With many young people continuing to stay away from the multiplex, President's Day weekend failed to reverse the troubling slump at the domestic box office.
Revenues were down as much as 30% from a year ago, when Valentine's Day led with a $63.1 million opening over the four-day holiday weekend.
Top performer this year was Warner Bros. and Dark Castle's Liam Neeson action pic Unknown, which debuted to an estimated $25.6 million in a surprise victory over DreamWorks and Touchstone's teen entry I Am Number Four.
While a big win for Joel Silver's Dark Castle, which fully financed and produced the $30 million film, Unknown posted the lowest gross for the No. 1 President's Day film since 2006.
A resounding 89% of Unknown's audience was over the age of 25 -- and 54% over the age of 50 -- much the same demo who fueled Neeson's Taken.
"I'm happy for Joel to have a breakout film. Dark Castle has struggled at the box office the past couple of years, and this helps turns things around," Warners president of domestic distribution Dan Fellman said.
Number Four opened to an estimated $22.7 million, several million dollars shy of expectations.
Starring Alex Pettyfer, the sci-fi adventure skewed older than expected, with 54% of the audience over the age of 25. Also, the movie drew fewer young females than anticipated, with males making up 57% of the audience.
Number Four came in No. 3 for the four-day weekend, behind Unknown and holdover 3D toon Gnomeo & Juliet -- also from Touchstone.
Gnomeo, benefiting from being the only family film in the market, grossed an estimated $24.8 million for a cume of $55.7 million through Monday, according to Rentrak.
Studios usually don't release animated films in February, but Gnomeo's performance could change that.
Sony's Adam Sandler-Jennifer Aniston romantic comedy also did well in its second weekend. The movie grossed an estimated $21.7 million from 3,548 theaters for a cume of $64.2 million through Monday.
New Regency and 20th Century Fox's Big Mommas: Like Father, Like Son placed No. 5 in its debut, grossing $19 million from 2,821 theaters.
Like holdovers Gnomeo and Just Go With It, Justin Bieber: Never Say Never held well in its second outing to come in sixth for the weekend. Film fell 55% -- far less than expected--for a cume of $51.4 million through Monday.
With less than a week before the Academy Awards, the Weinstein Co.'s The King's Speech and Fox Searchlight's Black Swan made headlines over President's Day in each jumping the $100 million mark domestically.
King's Speech, which has earned $126 million internationally for a worldwide total of more than $230 million, posted a domestic cume of $104.6 million through Sunday.
Swan, which has now grossed just shy of $100 million internationally, ended the holiday weekend with a domestic cume of $101.8 million.
But it's the downturn among more commercial films that's got Hollywood worried. And it doesn't help that various tracking services have been off in their predictions.
President's Day weekend was no different. Going into the holiday, tracking mistakenly showed Number Four in the lead on the strength of younger moviegoers. Film also stars Glee's Dianna Agron and Teresa Palmer.
But that support didn't fully materialize.
DreamWorks knew the film, with no big-name stars, was a tough sell. Plus, Unknown was a recognizable commodity because of the success of Neeson's Taken.
Number Four, directed by D.J. Caruso (Disturbia), is the first film from a reconstituted DreamWorks, and is the first to be released by Touchstone under DreamWorks' output and marketing deal with Disney. Movie cost $50 million to produce.

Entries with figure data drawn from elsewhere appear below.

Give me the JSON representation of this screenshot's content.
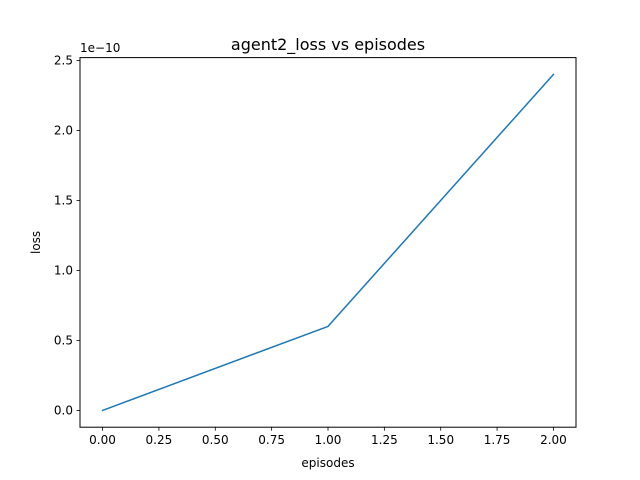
{
  "chart_data": {
    "type": "line",
    "title": "agent2_loss vs episodes",
    "xlabel": "episodes",
    "ylabel": "loss",
    "y_offset_label": "1e−10",
    "x_ticks": [
      0.0,
      0.25,
      0.5,
      0.75,
      1.0,
      1.25,
      1.5,
      1.75,
      2.0
    ],
    "x_tick_labels": [
      "0.00",
      "0.25",
      "0.50",
      "0.75",
      "1.00",
      "1.25",
      "1.50",
      "1.75",
      "2.00"
    ],
    "y_ticks": [
      0.0,
      0.5,
      1.0,
      1.5,
      2.0,
      2.5
    ],
    "y_tick_labels": [
      "0.0",
      "0.5",
      "1.0",
      "1.5",
      "2.0",
      "2.5"
    ],
    "xlim": [
      -0.1,
      2.1
    ],
    "ylim": [
      -0.12,
      2.52
    ],
    "grid": false,
    "series": [
      {
        "color": "#1f77b4",
        "x": [
          0,
          1,
          2
        ],
        "y": [
          0.0,
          0.6,
          2.4
        ]
      }
    ]
  }
}
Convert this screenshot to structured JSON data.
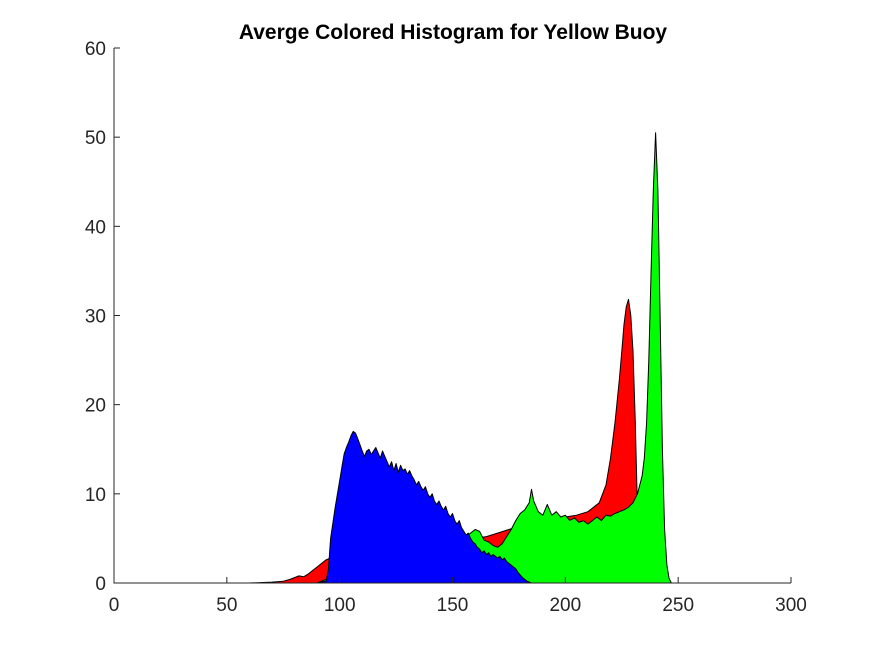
{
  "chart_data": {
    "type": "area",
    "title": "Averge Colored Histogram for Yellow Buoy",
    "xlabel": "",
    "ylabel": "",
    "xlim": [
      0,
      300
    ],
    "ylim": [
      0,
      60
    ],
    "xticks": [
      0,
      50,
      100,
      150,
      200,
      250,
      300
    ],
    "yticks": [
      0,
      10,
      20,
      30,
      40,
      50,
      60
    ],
    "grid": false,
    "legend": "none",
    "axis_color": "#262626",
    "outline_color": "#000000",
    "series": [
      {
        "color": "#ff0000",
        "x": [
          0,
          60,
          70,
          75,
          78,
          80,
          82,
          84,
          86,
          88,
          90,
          92,
          94,
          96,
          98,
          100,
          102,
          104,
          106,
          108,
          110,
          115,
          120,
          125,
          130,
          135,
          140,
          145,
          150,
          155,
          160,
          165,
          170,
          175,
          180,
          185,
          190,
          195,
          200,
          205,
          210,
          215,
          218,
          220,
          222,
          224,
          225,
          226,
          227,
          228,
          229,
          230,
          231,
          232,
          233,
          234,
          235,
          236,
          238,
          240,
          242,
          245,
          255
        ],
        "y": [
          0,
          0,
          0.1,
          0.2,
          0.4,
          0.6,
          0.8,
          0.7,
          1.0,
          1.4,
          1.8,
          2.2,
          2.6,
          2.8,
          3.0,
          3.2,
          3.4,
          3.6,
          3.7,
          3.8,
          3.9,
          4.0,
          4.0,
          4.0,
          4.1,
          4.2,
          4.3,
          4.4,
          4.6,
          4.8,
          5.0,
          5.2,
          5.6,
          6.0,
          6.4,
          6.8,
          7.0,
          7.2,
          7.4,
          7.6,
          8.0,
          9.0,
          11.0,
          14.0,
          18.0,
          23.0,
          26.0,
          29.0,
          31.0,
          31.8,
          30.0,
          26.0,
          18.0,
          8.0,
          3.0,
          1.0,
          0.5,
          0.2,
          0.1,
          0,
          0,
          0,
          0
        ]
      },
      {
        "color": "#00ff00",
        "x": [
          0,
          90,
          95,
          100,
          105,
          110,
          115,
          120,
          125,
          130,
          135,
          140,
          145,
          150,
          155,
          158,
          160,
          162,
          164,
          166,
          168,
          170,
          172,
          174,
          176,
          178,
          180,
          182,
          184,
          185,
          186,
          188,
          190,
          192,
          194,
          196,
          198,
          200,
          202,
          204,
          206,
          208,
          210,
          212,
          214,
          216,
          218,
          220,
          222,
          224,
          226,
          228,
          230,
          232,
          234,
          235,
          236,
          237,
          238,
          239,
          240,
          241,
          242,
          243,
          244,
          245,
          246,
          247,
          250,
          255
        ],
        "y": [
          0,
          0,
          0.5,
          1.0,
          1.5,
          2.0,
          2.5,
          3.0,
          3.4,
          3.7,
          4.0,
          4.2,
          4.4,
          4.6,
          5.0,
          5.6,
          6.0,
          5.8,
          4.8,
          4.6,
          4.2,
          4.0,
          4.4,
          5.2,
          6.0,
          7.0,
          7.8,
          8.2,
          9.0,
          10.5,
          9.2,
          8.0,
          7.6,
          8.8,
          7.6,
          8.0,
          7.4,
          7.6,
          7.0,
          7.3,
          6.8,
          7.0,
          6.6,
          7.0,
          7.4,
          7.0,
          7.6,
          7.5,
          7.8,
          8.0,
          8.2,
          8.5,
          9.0,
          10.0,
          12.0,
          14.0,
          18.0,
          25.0,
          35.0,
          44.0,
          50.5,
          44.0,
          30.0,
          15.0,
          6.0,
          2.0,
          0.5,
          0,
          0,
          0
        ]
      },
      {
        "color": "#0000ff",
        "x": [
          0,
          90,
          94,
          95,
          96,
          98,
          100,
          101,
          102,
          103,
          104,
          105,
          106,
          107,
          108,
          109,
          110,
          111,
          112,
          113,
          114,
          115,
          116,
          117,
          118,
          119,
          120,
          121,
          122,
          123,
          124,
          125,
          126,
          127,
          128,
          129,
          130,
          131,
          132,
          133,
          134,
          135,
          136,
          137,
          138,
          139,
          140,
          141,
          142,
          143,
          144,
          145,
          146,
          147,
          148,
          149,
          150,
          151,
          152,
          153,
          154,
          155,
          156,
          157,
          158,
          159,
          160,
          161,
          162,
          163,
          164,
          165,
          166,
          167,
          168,
          169,
          170,
          171,
          172,
          173,
          174,
          175,
          176,
          177,
          178,
          179,
          180,
          181,
          182,
          183,
          184,
          185,
          190,
          255
        ],
        "y": [
          0,
          0,
          0.2,
          1.5,
          5.0,
          8.5,
          11.5,
          13.0,
          14.5,
          15.2,
          15.8,
          16.5,
          17.0,
          16.8,
          16.2,
          15.5,
          14.8,
          14.2,
          14.8,
          15.0,
          14.4,
          14.8,
          15.2,
          14.6,
          14.0,
          14.8,
          14.2,
          13.6,
          13.0,
          13.6,
          12.6,
          13.4,
          12.4,
          13.2,
          12.6,
          12.8,
          12.2,
          12.6,
          12.0,
          11.6,
          11.0,
          11.4,
          10.8,
          10.4,
          10.8,
          10.0,
          9.6,
          10.0,
          9.2,
          8.8,
          9.2,
          8.6,
          8.2,
          8.6,
          7.8,
          7.4,
          7.8,
          7.0,
          6.6,
          7.0,
          6.2,
          5.8,
          5.4,
          5.6,
          5.0,
          4.6,
          4.4,
          4.0,
          3.8,
          3.4,
          3.6,
          3.2,
          3.4,
          3.0,
          3.2,
          3.0,
          2.8,
          3.0,
          2.6,
          2.8,
          2.4,
          2.2,
          2.0,
          1.8,
          1.6,
          1.2,
          0.9,
          0.6,
          0.4,
          0.2,
          0.1,
          0,
          0,
          0
        ]
      }
    ]
  }
}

"It was an extremely competitive weekend, and we still have two days [Sunday and Monday] to see how all the films play out," said Disney worldwide president of distribution Chuck Viane, noting that Number Four should have good legs going forward.
All three new films -- Unknown, Number Fourand Big Mommas -- received a B+ CinemaScore.
There's another thing the trio share in common. All were released by major studios, but financed and produced by outside companies.
Big Mommas, starring Martin Lawrence and Brandon T. Jackson, played heavily to African-Americans, who made up 66% of the audience. It also did well with Hispanics, who made up 21% of those buying tickets.
"The film is getting everyone -- males, females, young, old and families," Fox exec VP of distribution Bert Livingston said.
On the specialty side, National Geographic documentary The Last Lions scored the top location average of the holiday, grossing an estimated $68,344 as it opened in four theaters for an average $17,086. Documentary was narrated by Jeremy Irons and directed by Dereck and Beverly Joubert.
Searchlight's offbeat comedy Cedar Rapids pleased as it expanded into 102 theaters in its second frame, grossing an estimated $1.1 million for a theater average of $10,717 and cume of $1.5 million.
And Roadside Attractions' Oscar contender Biutiful crossed the $3 million mark, grossing an estimated $643,100 from 157 locations for a cume of $3.1 million in only its fourth weekend.
Sony Pictures Classics' crop of award contenders continued to do solid business, including Inside Job, which ended the holiday weekend with a cume of $4 million. Inside Job is nominated for an Oscar for best documentary.